Complete Runnable Implementation

const http = require('http');

const server = http.createServer((req, res) => {
 if (req.url !== '/events') return res.writeHead(404).end();

 res.writeHead(200, {
 'Content-Type': 'text/event-stream',
 'Cache-Control': 'no-cache',
 'Connection': 'keep-alive',
 'X-Accel-Buffering': 'no'
 });
 res.flushHeaders();

 const heartbeat = setInterval(() => res.write(': keep-alive\n\n'), 20000);

 req.on('close', () => {
 clearInterval(heartbeat);
 res.end();
 });
});

server.keepAliveTimeout = 300000;
server.headersTimeout = 305000;
server.requestTimeout = 0;
server.listen(3000, () => console.log('SSE server listening on :3000'));

Validation & Monitoring

  1. Local Verification Run curl -N -v http://localhost:3000/events. Verify : keep-alive payloads appear at exact 20s intervals. Confirm no Connection: close or Transfer-Encoding: chunked anomalies interrupt the stream.

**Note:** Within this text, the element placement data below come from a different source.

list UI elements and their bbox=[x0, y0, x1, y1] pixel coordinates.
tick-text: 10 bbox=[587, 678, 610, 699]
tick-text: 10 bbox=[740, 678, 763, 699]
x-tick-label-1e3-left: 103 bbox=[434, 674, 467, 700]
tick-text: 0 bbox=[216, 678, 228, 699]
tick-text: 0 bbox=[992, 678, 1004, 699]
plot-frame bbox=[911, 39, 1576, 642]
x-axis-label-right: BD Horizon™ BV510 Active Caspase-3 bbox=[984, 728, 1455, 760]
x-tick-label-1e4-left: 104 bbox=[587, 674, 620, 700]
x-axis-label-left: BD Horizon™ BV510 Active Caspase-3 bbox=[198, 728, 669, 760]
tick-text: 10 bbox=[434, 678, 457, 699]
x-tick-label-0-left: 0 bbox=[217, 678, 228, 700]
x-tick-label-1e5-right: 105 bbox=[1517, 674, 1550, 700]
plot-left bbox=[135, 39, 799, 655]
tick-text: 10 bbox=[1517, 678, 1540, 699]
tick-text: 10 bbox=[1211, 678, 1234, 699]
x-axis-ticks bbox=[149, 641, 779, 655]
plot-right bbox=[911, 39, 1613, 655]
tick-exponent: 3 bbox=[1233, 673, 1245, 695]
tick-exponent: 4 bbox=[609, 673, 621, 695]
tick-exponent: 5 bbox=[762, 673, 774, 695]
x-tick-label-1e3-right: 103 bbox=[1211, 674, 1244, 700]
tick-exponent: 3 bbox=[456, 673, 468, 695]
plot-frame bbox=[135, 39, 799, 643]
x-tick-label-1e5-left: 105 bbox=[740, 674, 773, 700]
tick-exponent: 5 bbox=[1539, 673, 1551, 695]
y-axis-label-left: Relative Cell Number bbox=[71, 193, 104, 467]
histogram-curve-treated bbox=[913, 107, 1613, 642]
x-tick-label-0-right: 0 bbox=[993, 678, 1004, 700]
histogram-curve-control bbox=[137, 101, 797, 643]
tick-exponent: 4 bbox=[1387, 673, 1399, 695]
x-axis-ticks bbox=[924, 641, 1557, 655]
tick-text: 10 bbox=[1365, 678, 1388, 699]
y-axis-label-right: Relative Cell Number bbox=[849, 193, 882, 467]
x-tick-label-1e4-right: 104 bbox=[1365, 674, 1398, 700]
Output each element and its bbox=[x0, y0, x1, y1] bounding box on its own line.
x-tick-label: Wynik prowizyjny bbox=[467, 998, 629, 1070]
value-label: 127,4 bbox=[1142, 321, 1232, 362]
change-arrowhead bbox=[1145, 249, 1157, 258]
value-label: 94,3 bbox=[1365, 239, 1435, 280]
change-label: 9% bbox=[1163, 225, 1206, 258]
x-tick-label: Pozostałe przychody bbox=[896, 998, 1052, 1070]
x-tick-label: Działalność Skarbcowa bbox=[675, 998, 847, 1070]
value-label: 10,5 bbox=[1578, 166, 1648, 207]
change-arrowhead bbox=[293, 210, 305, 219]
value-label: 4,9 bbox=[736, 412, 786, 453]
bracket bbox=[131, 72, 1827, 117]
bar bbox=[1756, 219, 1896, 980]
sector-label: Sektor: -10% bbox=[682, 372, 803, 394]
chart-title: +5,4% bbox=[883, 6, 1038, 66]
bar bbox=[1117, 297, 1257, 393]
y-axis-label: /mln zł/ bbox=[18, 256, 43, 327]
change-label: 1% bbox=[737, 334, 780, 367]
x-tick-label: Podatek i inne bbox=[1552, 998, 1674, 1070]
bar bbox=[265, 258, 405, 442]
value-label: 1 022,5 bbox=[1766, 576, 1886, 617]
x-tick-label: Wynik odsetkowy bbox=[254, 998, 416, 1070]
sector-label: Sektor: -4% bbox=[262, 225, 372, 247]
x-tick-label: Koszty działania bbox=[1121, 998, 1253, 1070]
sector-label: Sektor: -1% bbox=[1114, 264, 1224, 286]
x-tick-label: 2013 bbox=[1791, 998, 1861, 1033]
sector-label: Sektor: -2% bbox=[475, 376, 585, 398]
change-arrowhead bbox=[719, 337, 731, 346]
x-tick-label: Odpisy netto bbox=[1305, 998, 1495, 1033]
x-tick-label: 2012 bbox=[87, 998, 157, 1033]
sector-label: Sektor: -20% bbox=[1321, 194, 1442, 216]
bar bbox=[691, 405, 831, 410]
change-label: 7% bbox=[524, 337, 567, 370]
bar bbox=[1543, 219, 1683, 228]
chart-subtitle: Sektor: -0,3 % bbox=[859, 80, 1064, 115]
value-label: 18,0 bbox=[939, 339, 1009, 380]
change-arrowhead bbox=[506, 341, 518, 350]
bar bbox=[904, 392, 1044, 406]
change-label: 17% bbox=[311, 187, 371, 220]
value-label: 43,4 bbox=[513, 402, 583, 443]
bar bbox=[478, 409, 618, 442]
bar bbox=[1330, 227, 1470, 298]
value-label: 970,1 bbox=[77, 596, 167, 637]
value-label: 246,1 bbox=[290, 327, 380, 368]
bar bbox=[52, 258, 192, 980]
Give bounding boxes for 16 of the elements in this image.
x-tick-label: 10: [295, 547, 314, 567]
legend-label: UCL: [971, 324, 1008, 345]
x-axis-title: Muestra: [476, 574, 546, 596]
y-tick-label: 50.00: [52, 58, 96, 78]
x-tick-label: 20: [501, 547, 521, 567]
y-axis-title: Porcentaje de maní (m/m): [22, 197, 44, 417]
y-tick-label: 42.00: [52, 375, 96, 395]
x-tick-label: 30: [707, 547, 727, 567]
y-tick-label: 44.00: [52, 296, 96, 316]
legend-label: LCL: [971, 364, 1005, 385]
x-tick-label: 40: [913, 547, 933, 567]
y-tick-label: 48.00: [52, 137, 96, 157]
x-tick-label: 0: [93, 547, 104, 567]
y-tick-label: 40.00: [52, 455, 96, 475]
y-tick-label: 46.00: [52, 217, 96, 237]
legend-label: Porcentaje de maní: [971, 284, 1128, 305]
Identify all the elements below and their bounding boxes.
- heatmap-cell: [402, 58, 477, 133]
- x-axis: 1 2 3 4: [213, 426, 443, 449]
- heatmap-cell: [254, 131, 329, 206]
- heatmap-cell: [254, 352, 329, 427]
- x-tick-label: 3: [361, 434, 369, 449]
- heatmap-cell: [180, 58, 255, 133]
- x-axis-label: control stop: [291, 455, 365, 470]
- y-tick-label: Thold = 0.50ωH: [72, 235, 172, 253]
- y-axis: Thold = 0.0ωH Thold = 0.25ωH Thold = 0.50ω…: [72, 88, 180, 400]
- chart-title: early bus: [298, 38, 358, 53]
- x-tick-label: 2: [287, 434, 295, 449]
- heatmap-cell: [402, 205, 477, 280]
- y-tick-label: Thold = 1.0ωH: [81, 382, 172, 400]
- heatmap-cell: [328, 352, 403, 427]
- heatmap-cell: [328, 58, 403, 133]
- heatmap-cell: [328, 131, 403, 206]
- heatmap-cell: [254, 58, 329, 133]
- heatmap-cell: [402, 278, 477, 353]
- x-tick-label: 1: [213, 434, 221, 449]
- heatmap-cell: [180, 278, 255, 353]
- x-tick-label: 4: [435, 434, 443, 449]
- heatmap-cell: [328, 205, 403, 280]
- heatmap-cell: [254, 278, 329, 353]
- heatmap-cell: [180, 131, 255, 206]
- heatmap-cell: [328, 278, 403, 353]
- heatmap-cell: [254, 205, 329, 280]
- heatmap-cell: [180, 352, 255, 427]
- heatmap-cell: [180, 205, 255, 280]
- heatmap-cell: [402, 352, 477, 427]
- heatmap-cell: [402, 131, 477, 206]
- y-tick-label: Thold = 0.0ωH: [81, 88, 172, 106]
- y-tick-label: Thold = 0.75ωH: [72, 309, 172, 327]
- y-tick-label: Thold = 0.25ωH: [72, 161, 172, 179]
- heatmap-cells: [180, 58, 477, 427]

  2. Proxy Bypass & TCP State Test Route traffic through your production load balancer. Monitor socket persistence with ss -tnp | grep :3000. Validate that ESTABLISHED state survives >5 minutes of zero data payload. Drop rate should be 0% during idle windows.

  3. Client-Side Telemetry Instrument EventSource.readyState transitions. A stable 1 (CONNECTED) confirms successful keep-alive. Track onerror frequency; a drop to near-zero validates proxy timeout resolution. Log lastEventId to ensure reconnection resumes from the correct offset.

  4. Resource Guardrails Monitor heap usage via process.memoryUsage().heapUsed. Ensure clearInterval executes reliably; accumulation under 1k concurrent connections should not exceed baseline + 50MB. Alert on req.socket.bytesRead === 0 persisting beyond 30s to catch zombie connections before OOM.